Pensiero Serale del 8-11-2023

bibbia

Sul sito del Vaticano ho letto le seguenti riflessioni sull’intimo rapporto tra liturgia e carità. È un testo scritto dalle Monache Agostiniane di Montefalco. Le loro parole ci aiutano a riflettere sul fatto che non è possibile amare se non grazie a ciò che il Signore ci dona anzitutto nella liturgia. Viceversa è sempre bene verificare se la nostra partecipazione alla liturgia resta sterile o si esprime in una vita piena di dedizione ai fratelli. È molto bello anche l’episodio raccontato dal cardinale Comastri.

«La forma più alta di irradiazione e di testimonianza resa al Signore è quella della carità. Una partecipazione alla liturgia della Chiesa che non comportasse un accrescimento della carità susciterebbe qualche perplessità. Come ci si può incontrare con l’amore di Dio in Cristo, con la carità del Cuore di Gesù per la quale Egli ha dato la vita sulla croce per noi, e non vivere nella carità? Come è possibile comunicare al Corpo e al Sangue del Signore, fuoco di carità a noi donato, e poi conservare un cuore incapace di donazione? Dalla liturgia non può che scaturire una più grande carità.

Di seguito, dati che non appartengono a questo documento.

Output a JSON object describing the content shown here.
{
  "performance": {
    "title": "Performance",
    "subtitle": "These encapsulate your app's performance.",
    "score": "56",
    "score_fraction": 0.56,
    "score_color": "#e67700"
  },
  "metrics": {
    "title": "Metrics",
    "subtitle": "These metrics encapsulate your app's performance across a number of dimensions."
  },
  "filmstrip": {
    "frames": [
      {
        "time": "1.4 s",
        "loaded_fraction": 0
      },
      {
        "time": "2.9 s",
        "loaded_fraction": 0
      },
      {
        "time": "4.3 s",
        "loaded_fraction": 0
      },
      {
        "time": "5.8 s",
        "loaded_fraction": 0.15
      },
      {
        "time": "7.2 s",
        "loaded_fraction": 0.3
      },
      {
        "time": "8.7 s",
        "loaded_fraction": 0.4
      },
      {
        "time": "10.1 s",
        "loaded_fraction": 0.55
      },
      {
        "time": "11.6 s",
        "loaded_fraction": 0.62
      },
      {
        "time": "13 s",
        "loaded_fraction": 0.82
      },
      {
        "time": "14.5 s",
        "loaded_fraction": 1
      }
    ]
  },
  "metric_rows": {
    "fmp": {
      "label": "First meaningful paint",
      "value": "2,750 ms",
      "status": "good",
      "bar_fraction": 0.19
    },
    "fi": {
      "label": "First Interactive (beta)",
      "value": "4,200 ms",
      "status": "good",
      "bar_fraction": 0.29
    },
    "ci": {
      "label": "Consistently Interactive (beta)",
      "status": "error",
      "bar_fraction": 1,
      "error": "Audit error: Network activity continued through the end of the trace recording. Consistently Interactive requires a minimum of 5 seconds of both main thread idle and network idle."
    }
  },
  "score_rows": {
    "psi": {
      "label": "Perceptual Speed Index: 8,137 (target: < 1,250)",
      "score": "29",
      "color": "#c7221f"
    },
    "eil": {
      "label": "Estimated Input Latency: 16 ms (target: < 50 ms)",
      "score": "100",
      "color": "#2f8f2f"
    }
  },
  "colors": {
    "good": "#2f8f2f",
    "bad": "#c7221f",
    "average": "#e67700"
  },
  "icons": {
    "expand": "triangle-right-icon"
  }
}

D’altra parte, non vi potrebbe essere carità senza il radicamento della propria vita nella liturgia e nella preghiera, dal momento che la carità è l’amore stesso di Dio riversato nei nostri cuori.

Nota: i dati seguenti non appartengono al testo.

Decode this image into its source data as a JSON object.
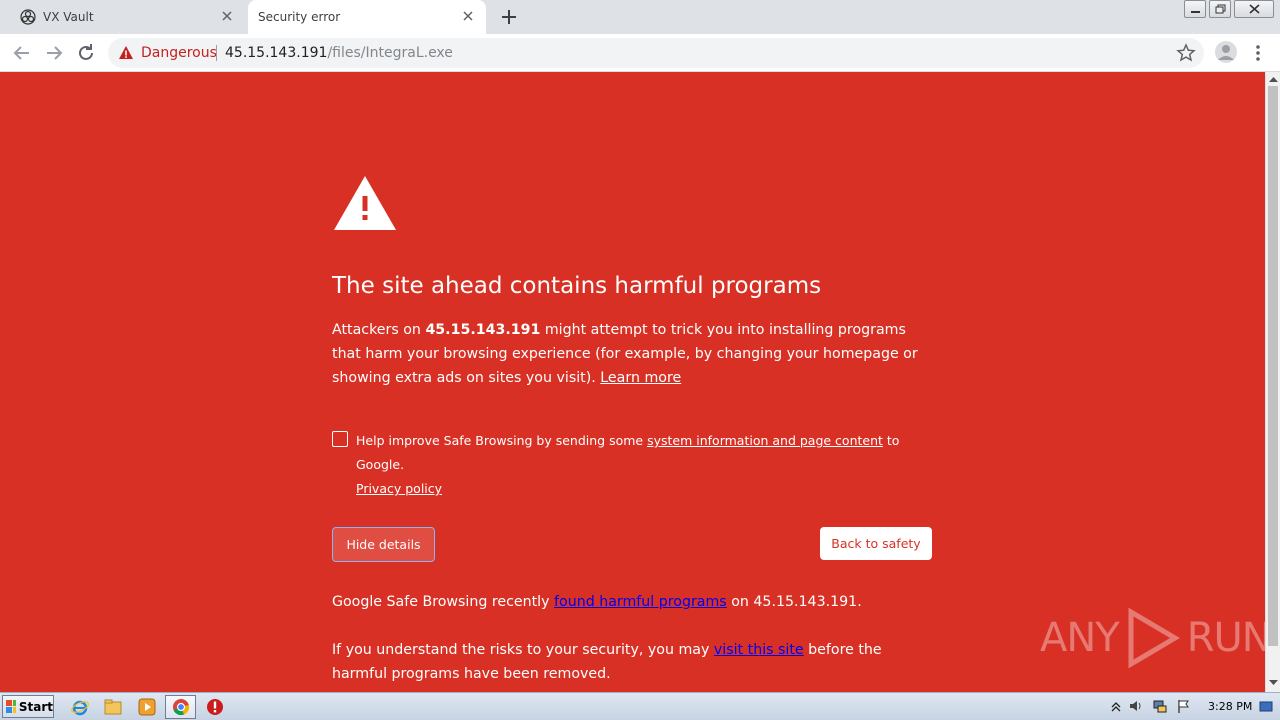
{
  "browser": {
    "tabs": [
      {
        "title": "VX Vault",
        "active": false
      },
      {
        "title": "Security error",
        "active": true
      }
    ],
    "omnibox": {
      "security_label": "Dangerous",
      "host": "45.15.143.191",
      "path": "/files/IntegraL.exe"
    }
  },
  "interstitial": {
    "heading": "The site ahead contains harmful programs",
    "para_part1": "Attackers on ",
    "para_host": "45.15.143.191",
    "para_part2": " might attempt to trick you into installing programs that harm your browsing experience (for example, by changing your homepage or showing extra ads on sites you visit). ",
    "learn_more": "Learn more",
    "opt_in_part1": "Help improve Safe Browsing by sending some ",
    "opt_in_link": "system information and page content",
    "opt_in_part2": " to Google.",
    "privacy_policy": "Privacy policy",
    "opt_in_checked": false,
    "hide_details_label": "Hide details",
    "back_to_safety_label": "Back to safety",
    "details_part1": "Google Safe Browsing recently ",
    "details_link": "found harmful programs",
    "details_part2": " on 45.15.143.191.",
    "risk_part1": "If you understand the risks to your security, you may ",
    "risk_link": "visit this site",
    "risk_part2": " before the harmful programs have been removed."
  },
  "watermark": {
    "left": "ANY",
    "right": "RUN"
  },
  "taskbar": {
    "start_label": "Start",
    "clock": "3:28 PM"
  },
  "colors": {
    "danger_red": "#d93025",
    "omnibox_bg": "#f1f3f4"
  }
}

Un episodio della vita di santa madre Teresa di Calcutta, ricordato dal cardinale Angelo Comastri, può essere di aiuto a non smarrire la relazione intima che lega liturgia e carità, preghiera e carità: “Madre Teresa con le sue ruvide mani strinse la corona del rosario, che non abbandonava mai. Poi mi fissò con i suoi occhi pieni di luce e di amore e mi disse: «Non basta, figlio mio! Non basta, perché nell’amore non ci si può ridurre al minimo indispensabile: l’amore è massimalista!». Non compresi subito il senso delle parole di madre Teresa e, quasi per giustificarmi, risposi: «Madre, ma io da lei mi aspettavo che mi chiedesse: quanta carità fai?». Rivedo il volto di madre Teresa, che improvvisamente diventa serio e poi con parole ferme mi dice: «E tu credi che io potrei fare la carità, se non chiedessi ogni giorno a Gesù di riempirmi del suo amore? E tu credi che io potrei camminare per le strade e cercare i poveri, se Gesù non mi mettesse dentro l’anima il fuoco della sua carità?». Mi sentii tanto piccolo e guardai madre Teresa con profonda ammirazione e con il desiderio sincero di entrare nel mistero della sua anima piena di Dio. Quasi sillabando le parole, ella aggiunse: «Leggi bene il Vangelo e vedrai che Gesù, per la preghiera, sacrificava anche la carità. E sai perché? Per insegnarci che, senza Dio, siamo troppo poveri per poter aiutare i poveri!” (Dio scrive diritto, San Paolo, p. 79).